Las malas condiciones obligaron a suspender la prueba en el kilómetro 15
26 jun 2016 . Actualizado a las 05:00 h.El mar fue el vencedor. La travesía a nado que ayer estaba llamada a unir los 27 kilómetros de recorrido que separan las islas Cíes y San Simón se quedó a medias. Las fuertes olas, las corrientes y el viento hicieron acto de presencia y obligaron a la organización a anular la Batalla de Rande cuando se habían nadado 15 kilómetros.
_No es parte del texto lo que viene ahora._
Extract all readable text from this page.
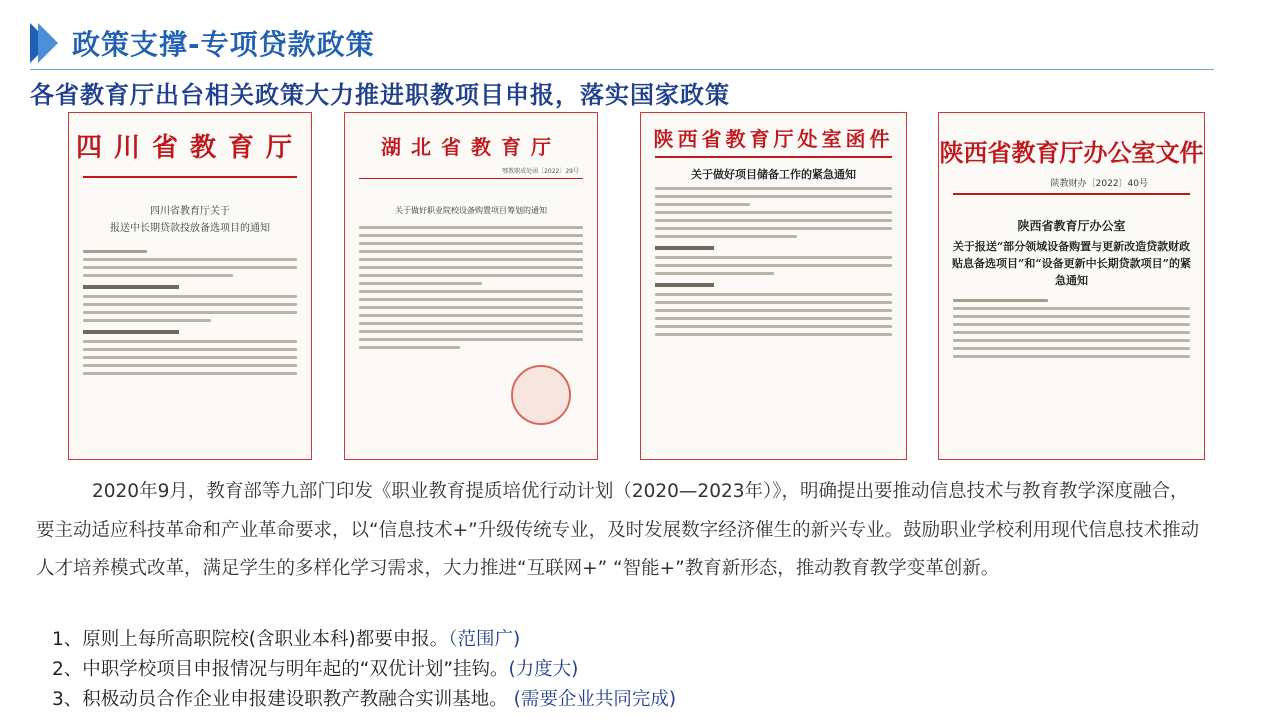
政策支撑-专项贷款政策
各省教育厅出台相关政策大力推进职教项目申报，落实国家政策
四川省教育厅
四川省教育厅关于
报送中长期贷款投放备选项目的通知
湖北省教育厅
鄂教职成处函〔2022〕29号
关于做好职业院校设备购置项目筹划的通知
陕西省教育厅处室函件
关于做好项目储备工作的紧急通知
陕西省教育厅办公室文件
陕教财办〔2022〕40号
陕西省教育厅办公室
关于报送“部分领域设备购置与更新改造贷款财政贴息备选项目”和“设备更新中长期贷款项目”的紧急通知
2020年9月，教育部等九部门印发《职业教育提质培优行动计划（2020—2023年）》，明确提出要推动信息技术与教育教学深度融合，要主动适应科技革命和产业革命要求，以“信息技术+”升级传统专业，及时发展数字经济催生的新兴专业。鼓励职业学校利用现代信息技术推动人才培养模式改革，满足学生的多样化学习需求，大力推进“互联网+” “智能+”教育新形态，推动教育教学变革创新。
1、原则上每所高职院校(含职业本科)都要申报。（范围广)
2、中职学校项目申报情况与明年起的“双优计划”挂钩。(力度大)
3、积极动员合作企业申报建设职教产教融合实训基地。 (需要企业共同完成)
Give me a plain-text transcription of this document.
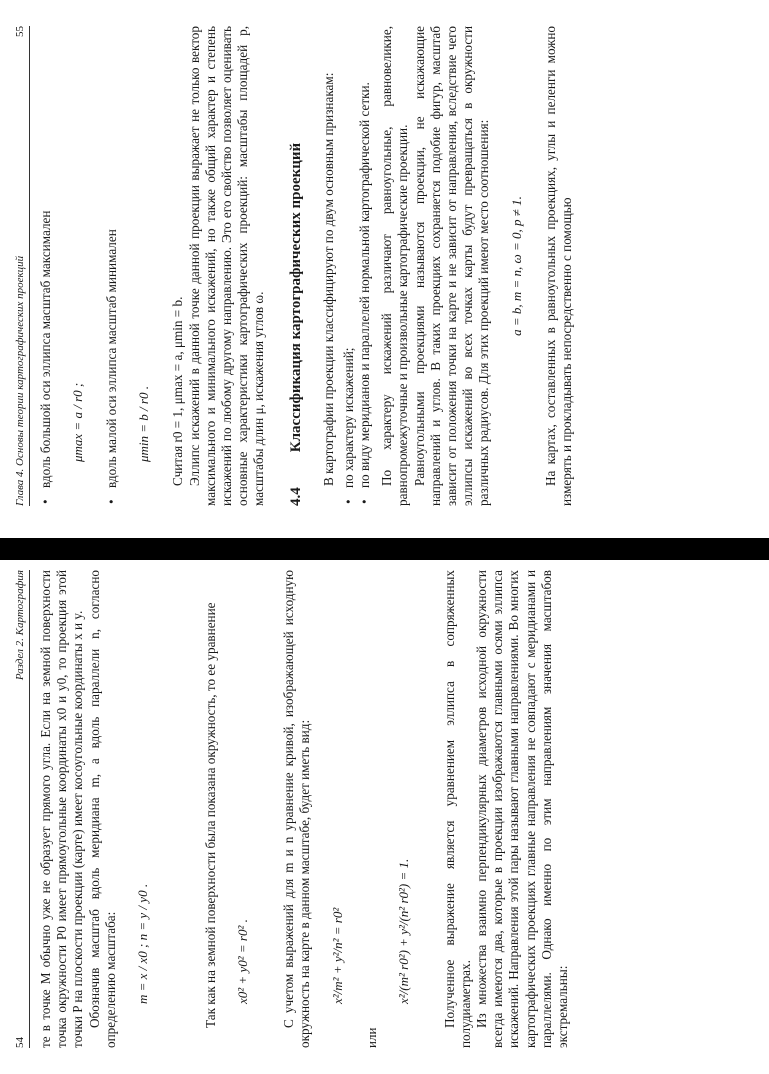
54
Раздел 2. Картография те в точке M обычно уже не образует прямого угла. Если на земной поверхности точка окружности P0 имеет прямоугольные координаты x0 и y0, то проекция этой точки P на плоскости проекции (карте) имеет косоугольные координаты x и y. Обозначив масштаб вдоль меридиана m, а вдоль параллели n, согласно определению масштаба: m = x / x0 ; n = y / y0 .	Так как на земной поверхности была показана окружность, то ее уравнение x0² + y0² = r0² . С учетом выражений для m и n уравнение кривой, изображающей исходную окружность на карте в данном масштабе, будет иметь вид: x²/m² + y²/n² = r0²
или
x²/(m² r0²) + y²/(n² r0²) = 1. Полученное выражение является уравнением эллипса в сопряженных полудиаметрах. Из множества взаимно перпендикулярных диаметров исходной окружности всегда имеются два, которые в проекции изображаются главными осями эллипса искажений. Направления этой пары называют главными направлениями. Во многих картографических проекциях главные направления не совпадают с меридианами и параллелями. Однако именно по этим направлениям значения масштабов экстремальны:

Глава 4. Основы теории картографических проекций
55
• вдоль большой оси эллипса масштаб максимален μmax = a / r0 ; • вдоль малой оси эллипса масштаб минимален μmin = b / r0 . Считая r0 = 1, μmax = a, μmin = b. Эллипс искажений в данной точке данной проекции выражает не только вектор максимального и минимального искажений, но также общий характер и степень искажений по любому другому направлению. Это его свойство позволяет оценивать основные характеристики картографических проекций: масштабы площадей p, масштабы длин μ, искажения углов ω. 4.4 Классификация картографических проекций В картографии проекции классифицируют по двум основным признакам: • по характеру искажений; • по виду меридианов и параллелей нормальной картографической сетки. По характеру искажений различают равноугольные, равновеликие, равнопромежуточные и произвольные картографические проекции. Равноугольными проекциями называются проекции, не искажающие направлений и углов. В таких проекциях сохраняется подобие фигур, масштаб зависит от положения точки на карте и не зависит от направления, вследствие чего эллипсы искажений во всех точках карты будут превращаться в окружности различных радиусов. Для этих проекций имеют место соотношения: a = b, m = n, ω = 0, p ≠ 1. На картах, составленных в равноугольных проекциях, углы и пеленги можно измерять и прокладывать непосредственно с помощью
Eso sí, la organización, para compensar de algún modo a los nadadores, hizo que todos los participantes -había 60 inscritos- fuesen llevados hasta las inmediaciones de la isla de San Simón para cumplir con la tradición de llegar nadando. Por primera vez en cinco ediciones la Batalla de Rande se quedó sin vencedor, pero, como recordaron desde la organización, lo primero era salvaguardar la seguridad de todos los participantes. «Lo primero es la seguridad de los deportistas. Y todos llegaron bien», subrayó Aitor de Luis, de la organización.
Los quince kilómetros que se pudieron disputar arrancaron en la paya de Rodas poco después de las nueve de la mañana y con los nadadores distribuidos en grupos. Todos ellos acompañados por sesenta embarcaciones, entre piraguas y barcos de apoyo. El primer contratiempo apareció pronto, ya que los deportistas se encontraron en su camino con un gran buque y tuvieron que detener su marcha.
La competición se reanudó con cierta normalidad, pero se acumulaba un considerable retraso según el horario previsto. Las condiciones del mar eran cada vez más complicadas para la natación con el fuerte viento provocando olas que eran casi imposible de superar a pesar de que los nadadores eran partidarios de continuar.
La organización, para evitar sustos, y después de que alguno de los participantes ya decidiese abandonar por el estado del mar, apostó por anular la prueba en el kilómetro 15, subiendo a todos los nadadores a las embarcaciones. Sin embargo, estos querían alcanzar San Simón a nado y la organización lo concedió. Se bajaron a escasos dos kilómetros y realizaron los últimos metros, que se pueden considerar como simbólicos.
Tras la anulación de la cita, todos los participantes, entre los que había cinco mujeres, coincidían en que «era muy dura y exigente, era imposible hacer un recorrido mayor». Ni tan siquiera la marea ayudó, ya que los deportistas se la encontraron en contra de su recorrido en el tramo final. Aitor de Luis, responsable del comité organizador, explicó que «es una prueba muy dura y exigente. Son 27 kilómetros y además se debe disputar en unas determinadas condiciones. Decidimos anularla para garantizar la seguridad de los participantes. Esa es y será también en el futuro nuestra prioridad absoluta».
Los nadadores aceptaron la decisión y algunos ya avanzaron que el próximo año lo intentarán de nuevo.